The CycleEye therefore uses a combination of both radar and optical imaging to discriminate between cyclists and other objects. ‘Our algorithms run a range of metrics on the two data streams together, which then enable it to make a very accurate judgement on what the object is, where the object is and what the object’s speed is, so we can essentially track cyclists and notify their presence to drivers as they move into the dangerous zone alongside large vehicles,’ said Hutchinson. 

The two imaging methods used by CycleEye complement each other extremely well, according to Hutchinson. ‘Radar is excellent at obtaining the range and speed of objects, but we can also tell what an object is by its radar signature,’ he said. ‘With the camera, we can corroborate what the radar is seeing and we can get a good idea of its shape, which gives us further information on what that object is.’ 

The radar’s long wavelengths ensure that a cyclist can be identified even in poor weather conditions, such as heavy snow or fog. ‘A camera on its own is seriously compromised, but when you add radar capability you get very accurate results,’ Hutchinson commented.

The system features Fusion Processing’s own cameras that operate between 30 and 60fps and offer both standard and high definition resolutions.

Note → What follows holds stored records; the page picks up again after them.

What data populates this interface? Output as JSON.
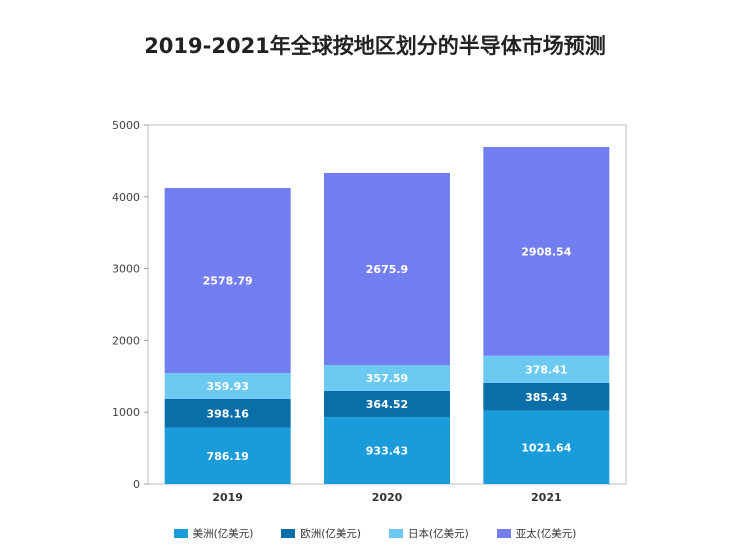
{
  "chart_data": {
    "type": "bar",
    "stacked": true,
    "title": "2019-2021年全球按地区划分的半导体市场预测",
    "xlabel": "",
    "ylabel": "",
    "categories": [
      "2019",
      "2020",
      "2021"
    ],
    "ylim": [
      0,
      5000
    ],
    "yticks": [
      0,
      1000,
      2000,
      3000,
      4000,
      5000
    ],
    "grid": false,
    "legend_position": "bottom",
    "series": [
      {
        "name": "美洲(亿美元)",
        "color": "#1a9cdb",
        "values": [
          786.19,
          933.43,
          1021.64
        ],
        "labels": [
          "786.19",
          "933.43",
          "1021.64"
        ]
      },
      {
        "name": "欧洲(亿美元)",
        "color": "#0a6fa8",
        "values": [
          398.16,
          364.52,
          385.43
        ],
        "labels": [
          "398.16",
          "364.52",
          "385.43"
        ]
      },
      {
        "name": "日本(亿美元)",
        "color": "#6cc9f2",
        "values": [
          359.93,
          357.59,
          378.41
        ],
        "labels": [
          "359.93",
          "357.59",
          "378.41"
        ]
      },
      {
        "name": "亚太(亿美元)",
        "color": "#737ff0",
        "values": [
          2578.79,
          2675.9,
          2908.54
        ],
        "labels": [
          "2578.79",
          "2675.9",
          "2908.54"
        ]
      }
    ]
  }
}
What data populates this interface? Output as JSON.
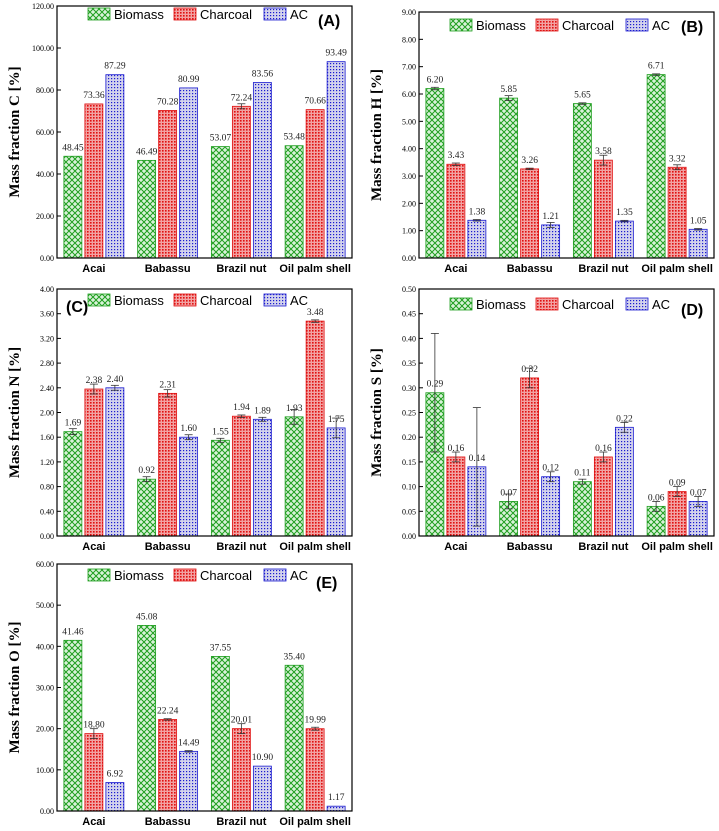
{
  "legend": [
    "Biomass",
    "Charcoal",
    "AC"
  ],
  "colors": {
    "biomass": "#1f9e1f",
    "charcoal": "#e01010",
    "ac": "#1a1ad0",
    "biomass_bg": "#d9f2d9",
    "charcoal_bg": "#f2a2a2",
    "ac_bg": "#d3d3ec"
  },
  "chart_data": [
    {
      "type": "bar",
      "title": "(A)",
      "ylabel": "Mass fraction C [%]",
      "xlabel": "",
      "ylim": [
        0,
        120
      ],
      "yticks": [
        "0.00",
        "20.00",
        "40.00",
        "60.00",
        "80.00",
        "100.00",
        "120.00"
      ],
      "categories": [
        "Acai",
        "Babassu",
        "Brazil nut",
        "Oil palm shell"
      ],
      "series": [
        {
          "name": "Biomass",
          "values": [
            48.45,
            46.49,
            53.07,
            53.48
          ],
          "labels": [
            "48.45",
            "46.49",
            "53.07",
            "53.48"
          ]
        },
        {
          "name": "Charcoal",
          "values": [
            73.36,
            70.28,
            72.24,
            70.66
          ],
          "labels": [
            "73.36",
            "70.28",
            "72.24",
            "70.66"
          ]
        },
        {
          "name": "AC",
          "values": [
            87.29,
            80.99,
            83.56,
            93.49
          ],
          "labels": [
            "87.29",
            "80.99",
            "83.56",
            "93.49"
          ]
        }
      ]
    },
    {
      "type": "bar",
      "title": "(B)",
      "ylabel": "Mass fraction H [%]",
      "xlabel": "",
      "ylim": [
        0,
        9
      ],
      "yticks": [
        "0.00",
        "1.00",
        "2.00",
        "3.00",
        "4.00",
        "5.00",
        "6.00",
        "7.00",
        "8.00",
        "9.00"
      ],
      "categories": [
        "Acai",
        "Babassu",
        "Brazil nut",
        "Oil palm shell"
      ],
      "series": [
        {
          "name": "Biomass",
          "values": [
            6.2,
            5.85,
            5.65,
            6.71
          ],
          "labels": [
            "6.20",
            "5.85",
            "5.65",
            "6.71"
          ]
        },
        {
          "name": "Charcoal",
          "values": [
            3.43,
            3.26,
            3.58,
            3.32
          ],
          "labels": [
            "3.43",
            "3.26",
            "3.58",
            "3.32"
          ]
        },
        {
          "name": "AC",
          "values": [
            1.38,
            1.21,
            1.35,
            1.05
          ],
          "labels": [
            "1.38",
            "1.21",
            "1.35",
            "1.05"
          ]
        }
      ]
    },
    {
      "type": "bar",
      "title": "(C)",
      "ylabel": "Mass fraction N [%]",
      "xlabel": "",
      "ylim": [
        0,
        4
      ],
      "yticks": [
        "0.00",
        "0.40",
        "0.80",
        "1.20",
        "1.60",
        "2.00",
        "2.40",
        "2.80",
        "3.20",
        "3.60",
        "4.00"
      ],
      "categories": [
        "Acai",
        "Babassu",
        "Brazil nut",
        "Oil palm shell"
      ],
      "series": [
        {
          "name": "Biomass",
          "values": [
            1.69,
            0.92,
            1.55,
            1.93
          ],
          "labels": [
            "1.69",
            "0.92",
            "1.55",
            "1.93"
          ]
        },
        {
          "name": "Charcoal",
          "values": [
            2.38,
            2.31,
            1.94,
            3.48
          ],
          "labels": [
            "2.38",
            "2.31",
            "1.94",
            "3.48"
          ]
        },
        {
          "name": "AC",
          "values": [
            2.4,
            1.6,
            1.89,
            1.75
          ],
          "labels": [
            "2.40",
            "1.60",
            "1.89",
            "1.75"
          ]
        }
      ]
    },
    {
      "type": "bar",
      "title": "(D)",
      "ylabel": "Mass fraction S [%]",
      "xlabel": "",
      "ylim": [
        0,
        0.5
      ],
      "yticks": [
        "0.00",
        "0.05",
        "0.10",
        "0.15",
        "0.20",
        "0.25",
        "0.30",
        "0.35",
        "0.40",
        "0.45",
        "0.50"
      ],
      "categories": [
        "Acai",
        "Babassu",
        "Brazil nut",
        "Oil palm shell"
      ],
      "series": [
        {
          "name": "Biomass",
          "values": [
            0.29,
            0.07,
            0.11,
            0.06
          ],
          "labels": [
            "0.29",
            "0.07",
            "0.11",
            "0.06"
          ]
        },
        {
          "name": "Charcoal",
          "values": [
            0.16,
            0.32,
            0.16,
            0.09
          ],
          "labels": [
            "0.16",
            "0.32",
            "0.16",
            "0.09"
          ]
        },
        {
          "name": "AC",
          "values": [
            0.14,
            0.12,
            0.22,
            0.07
          ],
          "labels": [
            "0.14",
            "0.12",
            "0.22",
            "0.07"
          ]
        }
      ]
    },
    {
      "type": "bar",
      "title": "(E)",
      "ylabel": "Mass fraction O [%]",
      "xlabel": "",
      "ylim": [
        0,
        60
      ],
      "yticks": [
        "0.00",
        "10.00",
        "20.00",
        "30.00",
        "40.00",
        "50.00",
        "60.00"
      ],
      "categories": [
        "Acai",
        "Babassu",
        "Brazil nut",
        "Oil palm shell"
      ],
      "series": [
        {
          "name": "Biomass",
          "values": [
            41.46,
            45.08,
            37.55,
            35.4
          ],
          "labels": [
            "41.46",
            "45.08",
            "37.55",
            "35.40"
          ]
        },
        {
          "name": "Charcoal",
          "values": [
            18.8,
            22.24,
            20.01,
            19.99
          ],
          "labels": [
            "18.80",
            "22.24",
            "20.01",
            "19.99"
          ]
        },
        {
          "name": "AC",
          "values": [
            6.92,
            14.49,
            10.9,
            1.17
          ],
          "labels": [
            "6.92",
            "14.49",
            "10.90",
            "1.17"
          ]
        }
      ]
    }
  ]
}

Hutchinson highlighted, however, that the most significant part of the system was the unique programming algorithms it uses to interpret the data sets.

Fusion Processing is currently looking into using the same combination of radar and optical imaging in a roadside solution that would alert drivers to the presence of cyclists and motorcyclists approaching junctions. ‘You could use an active sign to warn drivers when these vehicles approach or enter a danger zone,’ said Hutchinson. ‘We will be trialling this technology in the near future.’

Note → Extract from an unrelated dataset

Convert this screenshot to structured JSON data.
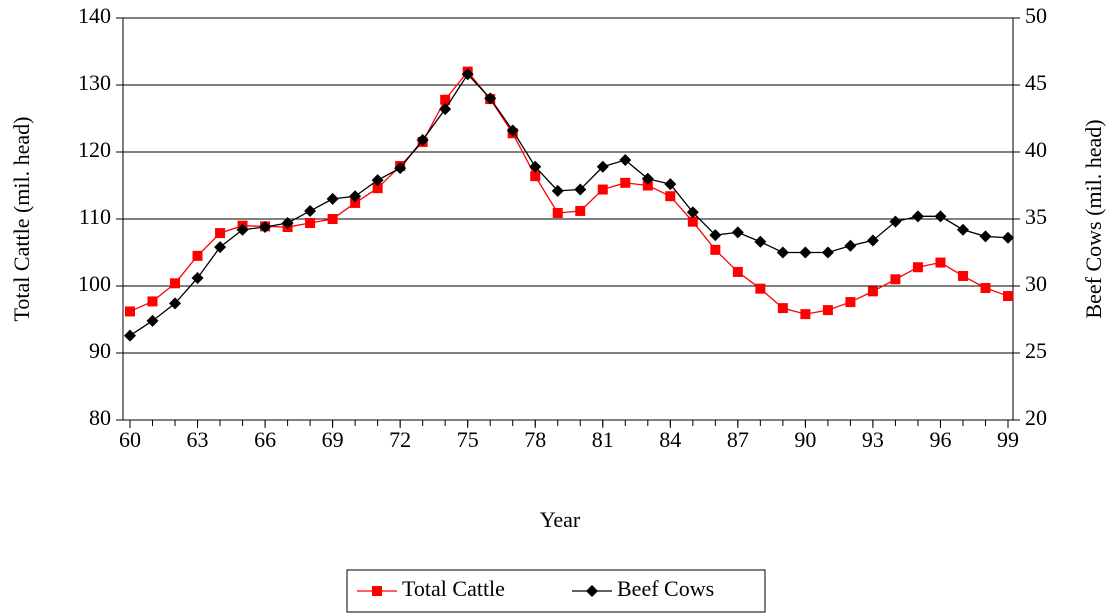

Also in the works at Fusion Processing is TrafficTrak, a roadside traffic monitoring system that can detect and discriminate between different types of vehicle and object, again using a radar and optical combination. Hutchinson said that the system could be used on major roads to detect collisions or suddenly slowing traffic. ‘This is the sort of technology that’s needed as the country moves increasingly towards managed motorways,’ he said. ‘It’s in the early stages, we’ve got quite a bit of interest and will hopefully be going forward with a trial within the next few months.’